Imporre questa riforma senza votazione, dopo aver “temporaneamente” annullato i diritti civili di un popolo interno, reprimendo con violenza le forti proteste, è il risultato di un suicidio politico lento ma inesorabile che toglie legittimità a questo governo ovviamente prostrato al volere della Troika e al potere delle banche d’investimento e della grande finanza. Questa decisione disperata, e al tempo stesso vergognosa, consegna alla storia le false promesse fatte dal Parti socialiste dunate la campagna elettorale del 2012.

Il presidente Hollande ha definitivamente tradito i suoi elettori e i lavoratori, la sinistra che lo aveva sostenuto, e tutti quei cittadini, precari, studenti, disoccupati e pensionati che avevano creduto in un futuro più dignitoso dopo la triste avventura al potere di Nicolas Sarkozy. E proprio le fallimentari politiche del Ps hanno rafforzato i fascisti del Front national e una destra liberista che pareva alla canna del gas. Proprio i deputati della destra avevano presentato ieri la controversa “mozione di censura” che, con 246 a favore (erano necessari 288 voti per condanare il governo alla sfiducia), non è servita a frenare i piani dell’esecutivo. Sono mancati i voti dei dissidenti socialisti che il portavoce del governo, Stéphane Le Foll, aveva minacciato di esclusione dal gruppo Ps chiedendo “una prova di responsabilità” per imporre la brutale distruzione del codice del lavoro.

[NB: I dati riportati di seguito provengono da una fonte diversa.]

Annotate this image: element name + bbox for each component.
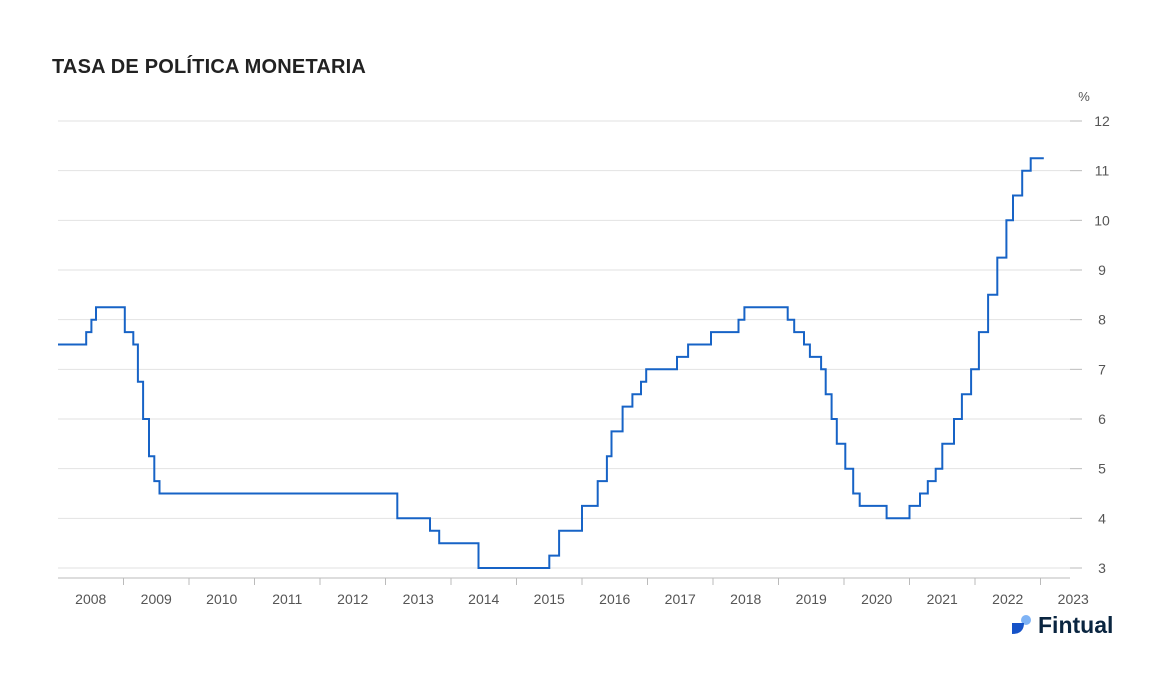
x-tick-label-2023: 2023 bbox=[1058, 591, 1089, 607]
y-axis-tick-labels: 3 4 5 6 7 8 9 10 11 12 bbox=[1070, 113, 1110, 576]
brand-logo: Fintual bbox=[1010, 612, 1113, 638]
x-tick-label-2010: 2010 bbox=[206, 591, 237, 607]
y-tick-label-8: 8 bbox=[1098, 312, 1106, 328]
y-tick-label-7: 7 bbox=[1098, 361, 1106, 377]
y-tick-label-12: 12 bbox=[1094, 113, 1110, 129]
x-tick-label-2011: 2011 bbox=[272, 591, 302, 607]
brand-name: Fintual bbox=[1038, 611, 1114, 638]
y-tick-label-6: 6 bbox=[1098, 411, 1106, 427]
x-tick-label-2021: 2021 bbox=[927, 591, 958, 607]
grid-lines bbox=[58, 120, 1070, 569]
x-tick-label-2019: 2019 bbox=[796, 591, 827, 607]
x-axis: 2008 2009 2010 2011 2012 2013 2014 2015 2016 2017… bbox=[58, 577, 1089, 607]
x-tick-label-2020: 2020 bbox=[861, 591, 892, 607]
fintual-logo-icon bbox=[1012, 615, 1031, 634]
y-tick-label-11: 11 bbox=[1095, 163, 1110, 179]
y-tick-label-5: 5 bbox=[1098, 461, 1106, 477]
y-tick-label-3: 3 bbox=[1098, 560, 1106, 576]
x-tick-label-2013: 2013 bbox=[403, 591, 434, 607]
x-tick-label-2009: 2009 bbox=[141, 591, 172, 607]
x-tick-label-2022: 2022 bbox=[992, 591, 1023, 607]
y-axis-unit-label: % bbox=[1078, 89, 1090, 104]
x-tick-label-2016: 2016 bbox=[599, 591, 630, 607]
x-tick-label-2014: 2014 bbox=[468, 591, 499, 607]
y-tick-label-9: 9 bbox=[1098, 262, 1106, 278]
x-tick-label-2012: 2012 bbox=[337, 591, 368, 607]
y-tick-label-4: 4 bbox=[1098, 510, 1106, 526]
page-title: TASA DE POLÍTICA MONETARIA bbox=[52, 56, 367, 78]
series-line bbox=[58, 157, 1044, 569]
x-tick-label-2015: 2015 bbox=[534, 591, 565, 607]
x-tick-label-2017: 2017 bbox=[665, 591, 696, 607]
x-tick-label-2008: 2008 bbox=[75, 591, 106, 607]
x-tick-label-2018: 2018 bbox=[730, 591, 761, 607]
y-tick-label-10: 10 bbox=[1094, 212, 1110, 228]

Per Christian Jacob, capogruppo dei Republicains, la legge El Khomri “non è sufficientemente liberale”. Questo passaggio, contenuto all’interno della mozione, è bastato a Pascal Cherki e Christian Paul, figure di spicco dei “frondisti” Ps, per scartare l’ipotesi di voto a destra nell’attesa dell’esito della raccolta firme lanciata dal Front de Gauche per presentare un’altra mozione di censura da sinistra poi caduta nel vuoto.

La giornata del 12 maggio verrà ricordata, tra le altre cose, per il fatto di aver regalato una dimensione nuova all’opposizione popolare, rafforzando una dinamica di lotta unitaria che, se rilanciata costantemente all’interno delle tante mobilitazioni, può bloccare il paese e vincere una battaglia fondamentale per spazzare via l’arroganza dei burocrati di Bruxelles e del Medef, la confindustria francese, e le residue speranze del Parti socialiste alle prossime elezioni presidenziali. Le condizioni di lavoro e di vita delle generazioni attuali e future non possono essere negoziate o sottoposte a compromessi, perché perdere questa battaglia potrebbe avere risvolti davvero troppo devastanti.